AEIS (Advanced Energy Industries) is a mid-cap technology name with a mid-range share price and fair options liquidity. Implied volatility is moderate — enough premium to make selling options worthwhile, without the heart-stopping price swings you get on speculative names. It also pays a dividend, which adds a second income stream on top of the premium you collect.
Strike selection for a AEIS covered call
For AEIS covered calls, target strikes 5-8% out of the money at deltas around 0.20-0.30. Use 30-45 DTE — the sweet spot for theta-to-gamma balance. On a moderate-volatility name like AEIS, going closer to the money chases premium at the cost of a much higher assignment probability — the risk of being called away becomes meaningful below 5-8% OTM.
Expected premium and income on AEIS
Typical monthly premium collected on AEIS runs around 1.0-2.0% of capital, which annualizes to roughly 12-24% if you sell new contracts every cycle. Capital required to run a single contract wheel on AEIS is $5,000-$20,000 — the share price and the 100-share lot size set the minimum, not the strategy.
Risk management for AEIS covered call trades
The core risk on a covered call is opportunity cost: if the stock rips through your strike, your upside is capped. You still profit, just less than someone who held the shares outright. AEIS moves in a moderate-volatility range most of the time, but earnings week and sector rotations can still produce 5%+ single-day prints. Tech names are especially vulnerable to interest-rate shifts and earnings guidance revisions — both tend to produce gap moves that hurt short options.
AEIS Covered Call FAQ
What is the best strike price for a AEIS covered call?
On AEIS, target 5-8% out of the money at 0.20-0.30 delta. On a moderate-volatility stock like this, closer-to-the-money strikes chase premium but spike assignment probability to uncomfortable levels.
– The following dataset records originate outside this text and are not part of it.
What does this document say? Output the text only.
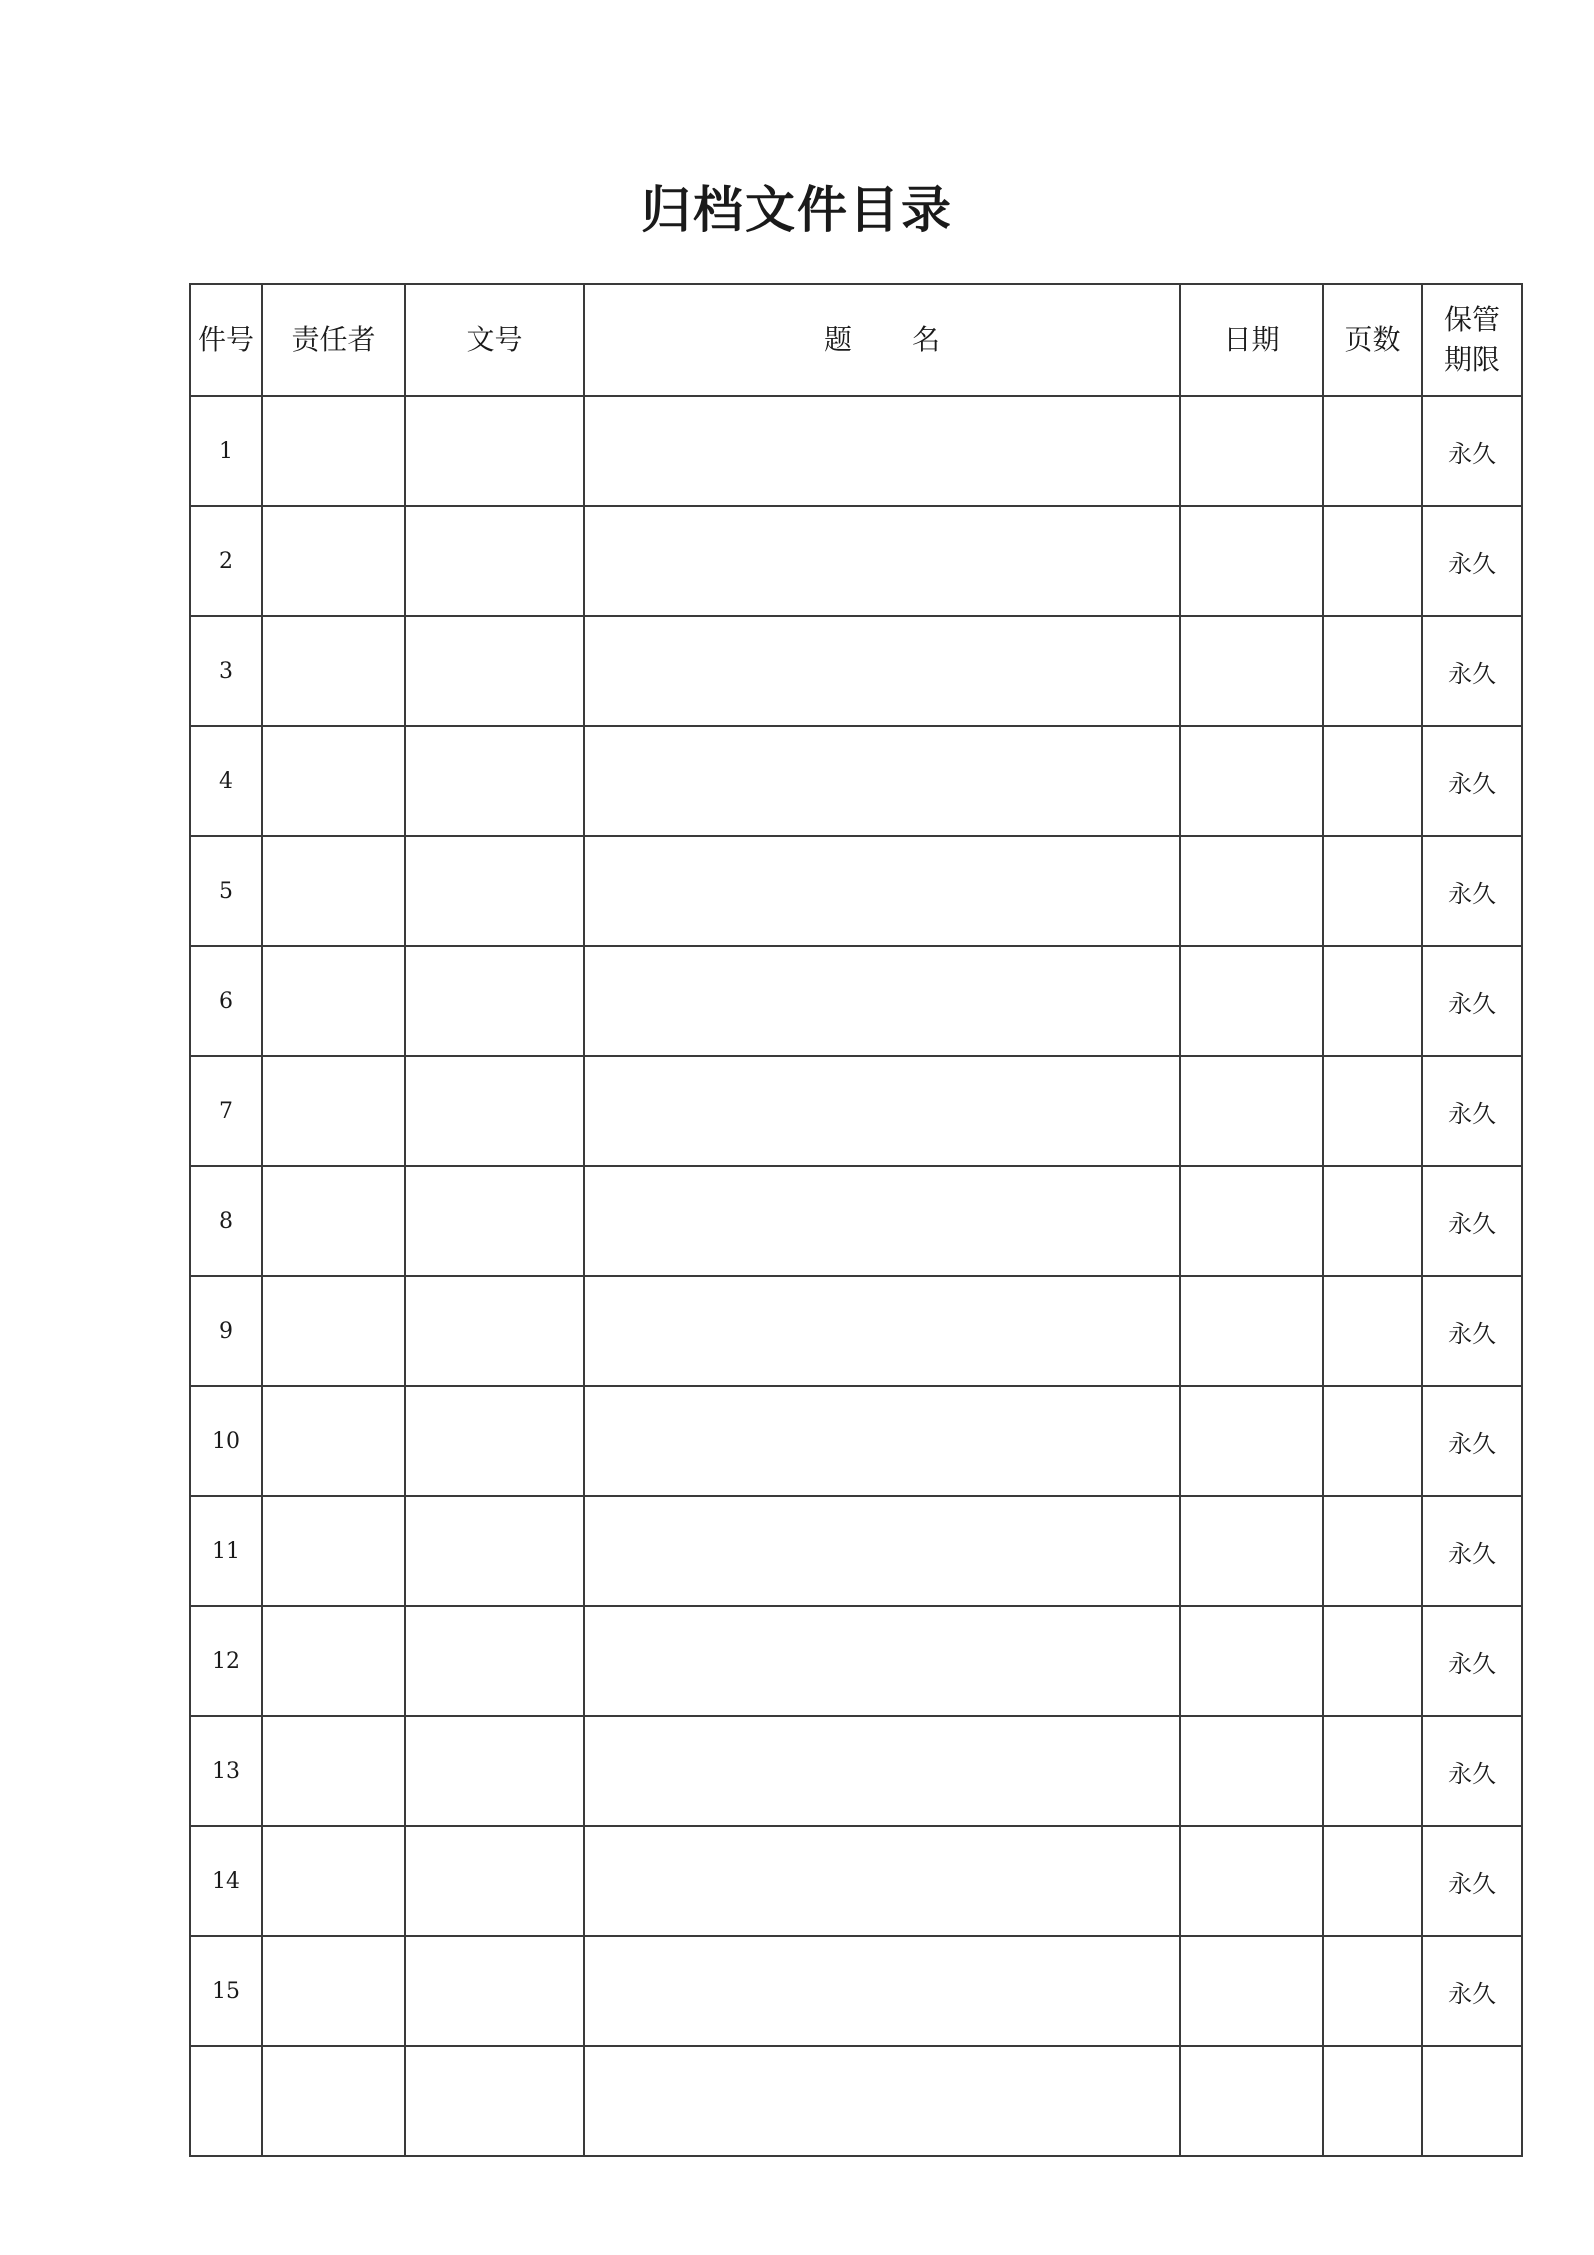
归档文件目录
件号	责任者	文号	题名	日期	页数	保管
期限

1						永久
2						永久
3						永久
4						永久
5						永久
6						永久
7						永久
8						永久
9						永久
10						永久
11						永久
12						永久
13						永久
14						永久
15						永久
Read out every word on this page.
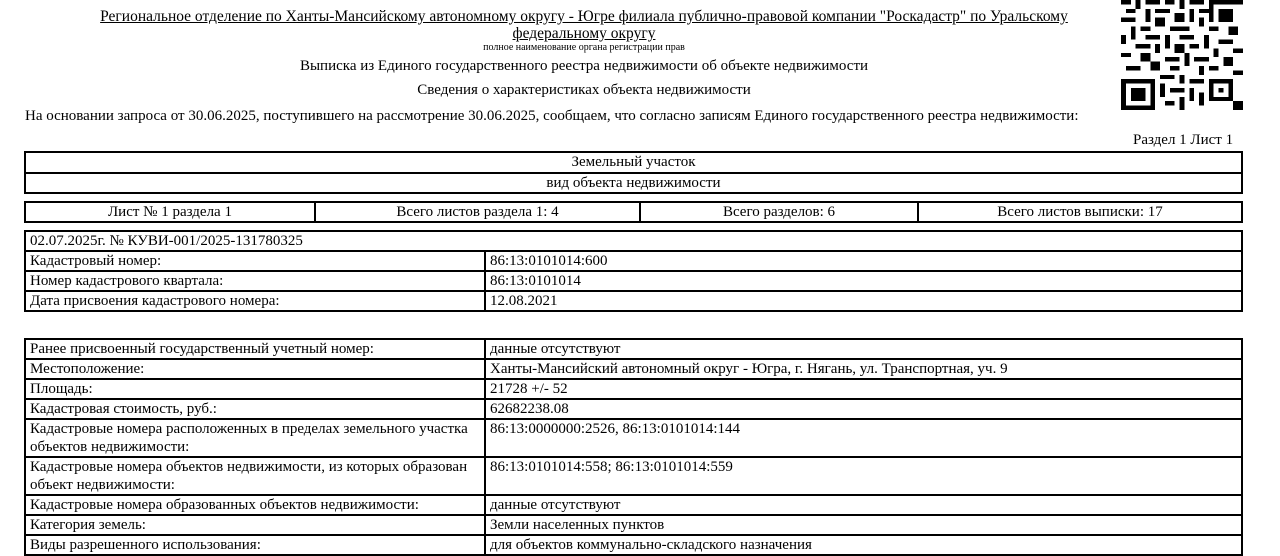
Региональное отделение по Ханты-Мансийскому автономному округу - Югре филиала публично-правовой компании "Роскадастр" по Уральскому
федеральному округу
полное наименование органа регистрации прав
Выписка из Единого государственного реестра недвижимости об объекте недвижимости
Сведения о характеристиках объекта недвижимости
На основании запроса от 30.06.2025, поступившего на рассмотрение 30.06.2025, сообщаем, что согласно записям Единого государственного реестра недвижимости:
Раздел 1 Лист 1
Земельный участок
вид объекта недвижимости
Лист № 1 раздела 1	Всего листов раздела 1: 4	Всего разделов: 6	Всего листов выписки: 17
02.07.2025г. № КУВИ-001/2025-131780325	
Кадастровый номер:	86:13:0101014:600
Номер кадастрового квартала:	86:13:0101014
Дата присвоения кадастрового номера:	12.08.2021
Ранее присвоенный государственный учетный номер:	данные отсутствуют
Местоположение:	Ханты-Мансийский автономный округ - Югра, г. Нягань, ул. Транспортная, уч. 9
Площадь:	21728 +/- 52
Кадастровая стоимость, руб.:	62682238.08
Кадастровые номера расположенных в пределах земельного участка объектов недвижимости:	86:13:0000000:2526, 86:13:0101014:144
Кадастровые номера объектов недвижимости, из которых образован объект недвижимости:	86:13:0101014:558; 86:13:0101014:559
Кадастровые номера образованных объектов недвижимости:	данные отсутствуют
Категория земель:	Земли населенных пунктов
Виды разрешенного использования:	для объектов коммунально-складского назначения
How much premium can I collect selling calls on AEIS?
Typical monthly premium on AEIS is 1.0-2.0% of position value, annualizing to 12-24% when you roll every cycle. Earnings months can pay 2-3x the normal rate because of elevated IV.
What expiration should I use for AEIS covered call trades?
Use 30-45 DTE as a default for AEIS. This is the classic theta sweet spot and works well on a stable ticker like this.
Is AEIS suitable for beginners selling options?
Mostly yes, though beginners should use small size and confirm liquidity on each expiration they trade. Always check the bid/ask spread before entering — anything wider than 5% of the mid price is a warning sign.